Sunday, January 23, 2005

Heeren Hustling

Heeren hustled the long weekend, acquiring a shiny nutmeg hue browsing antique stores like private museums, rich gula melaka and coconut milk chendol flowing through our veins, inhaling wisps of dragon beard candy, attended by a happy steaming fragrant parade of chicken rice balls, bubbling satay celup, dark sauce carrot cake fried at a crossroad, succulent sausages on sticks, marbled tea eggs, lemak laksa, handmade wanton noodles, sigh-inducing ayam buah keluak and chap chye, assam fish, mee siam, prawn noodles, tender gong bao chicken, claypot assam sotong…

Curiousity lured us to an evangelistic rally by Brother Yun, the "Heavenly-Man".

It started well with the focus firmly on God and an introduction that Brother Yun was no more special than anyone else, and that the reason he was there was merely to encourage with his testimony. Amazing testimony, if true, about his Acts-style escape from a top-security jail in China, imprisoned for preaching the gospel. As someone noted, we are sometimes too quick to disparage miracles when, really, God acts in everything and sustains everything; miracles are merely God acting in not-the-usual way. Brother Yun urged the capacity crowd to realise that if God could save him from prison, God too could save them. From what, he did not specify. A shameful wasted opportunity! Not that people should trust in God just because of the incredible events of BY's escape but the special circumstances should encourage them to investigate this God and this Jesus more closely and find that their claims in the Bible stand up to all kinds of scrutiny, even if BY's testimony doesn't.


Then it descended into a messy healing altar call, with either BY or his Italian translator urging the people to stop thinking that they were sinners and know that Jesus loves them. At which point, I wanted to get up on that stage, grab BY and his translator, shake them and scream,"Are you mad? Are you out of your mind? You've just turned the hearts of the people away from God and pointed them the way to eternal destruction! Without realising they are sinners who have rebelled against God, they cannot repent. If they do not repent, they cannot be saved!" It was a lost cause. We went into the night with heavy hearts.

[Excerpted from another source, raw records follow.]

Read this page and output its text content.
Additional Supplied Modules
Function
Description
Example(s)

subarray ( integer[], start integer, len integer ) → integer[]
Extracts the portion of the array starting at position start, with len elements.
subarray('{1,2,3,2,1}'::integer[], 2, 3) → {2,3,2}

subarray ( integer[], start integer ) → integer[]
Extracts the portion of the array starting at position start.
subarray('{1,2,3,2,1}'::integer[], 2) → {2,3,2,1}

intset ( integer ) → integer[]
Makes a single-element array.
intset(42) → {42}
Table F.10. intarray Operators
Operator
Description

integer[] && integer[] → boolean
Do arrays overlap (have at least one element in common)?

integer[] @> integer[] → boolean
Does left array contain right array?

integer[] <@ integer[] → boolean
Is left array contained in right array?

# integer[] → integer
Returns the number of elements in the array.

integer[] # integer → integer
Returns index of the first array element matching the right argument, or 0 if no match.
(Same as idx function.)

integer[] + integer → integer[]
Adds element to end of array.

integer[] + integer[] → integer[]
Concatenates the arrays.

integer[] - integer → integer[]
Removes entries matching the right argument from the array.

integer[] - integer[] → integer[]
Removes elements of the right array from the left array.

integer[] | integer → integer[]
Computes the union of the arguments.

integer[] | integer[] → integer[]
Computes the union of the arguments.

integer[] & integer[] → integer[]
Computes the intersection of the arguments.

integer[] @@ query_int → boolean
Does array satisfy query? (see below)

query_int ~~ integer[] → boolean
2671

On Sunday morning, we accepted an invi to a Pentecostal church service and thought it would be a great opportunity to meet with brothers and sisters in Christ. The guest speaker was Frankie Khoo from Penang. Unfortunately, what transpired was even more distressing than what was said at the other night's evangelistic rally. The song leader started off by saying that if we worship God correctly (that is, with fervent passion in singing and dancing), God MUST obey us. The cheek! There and then, I realised what it really felt to hear God’s name used in vain, and it's shockingly horrible. It's a puny creature claiming that the Creator of the universe is its little pet dog. Complete insanity. Bloody arrogance. Arrrgggh. And FK wasn’t any less upsetting. Ignoring his irritating idiosyncrasy of peppering his talk with loud "hullo?!"s, his consecutive sentences were logically incoherent and contradictory and totally unbiblical, he was full of himself (repeating "my higher calling" in reference to his preaching), and was consumed with bitterness, spending at least 40 minutes grousing about how people didn't give him enough money when he preached ("do I look like a monkey?") and predicting that God would curse those who were not generous with him, a man of God. It really sucks to have God's good and pure name dragged in the dust like that and the clean and clear logic of his word muddied. Horrible and ugly.

What can one do in situations like these? Go up, grab the mike and disrupt the talk? Sneak away quietly and rebuke ourselves for being judgemental?

After much reflection, it seemed that the fear of seeming judgemental should not prevent the exercise of the discernment required by God in watching out for false teachers. Neither should it prevent right anger that God's person and reputation and word are being trampled in the mud. Avoiding judgementalism would require us to realise that we too could have been just as bitter a false teacher (log-in-own-eye procedure) if not for the grace of God that led us to ARPC and the hand of God over the faithful preaching at ARPC thus far. Thus in the right humbleness of heart, we can help them correctly, depending on the sovereign God and praying for FK and the congregation that God will turn their hearts to him, as God did for us.

Am glad a vote of thanks was taken
at the close of the ARPC ACM (Annual Congregational Meeting) to show appreciation to the pastors for teaching the bible faithfully. It's something we tend to take for granted and don't quite appreciate. But in this fallen world, it's hard work to keep on the straight and narrow path, turning neither left nor right, always heading towards God and his truth. Thank God for his work in that too.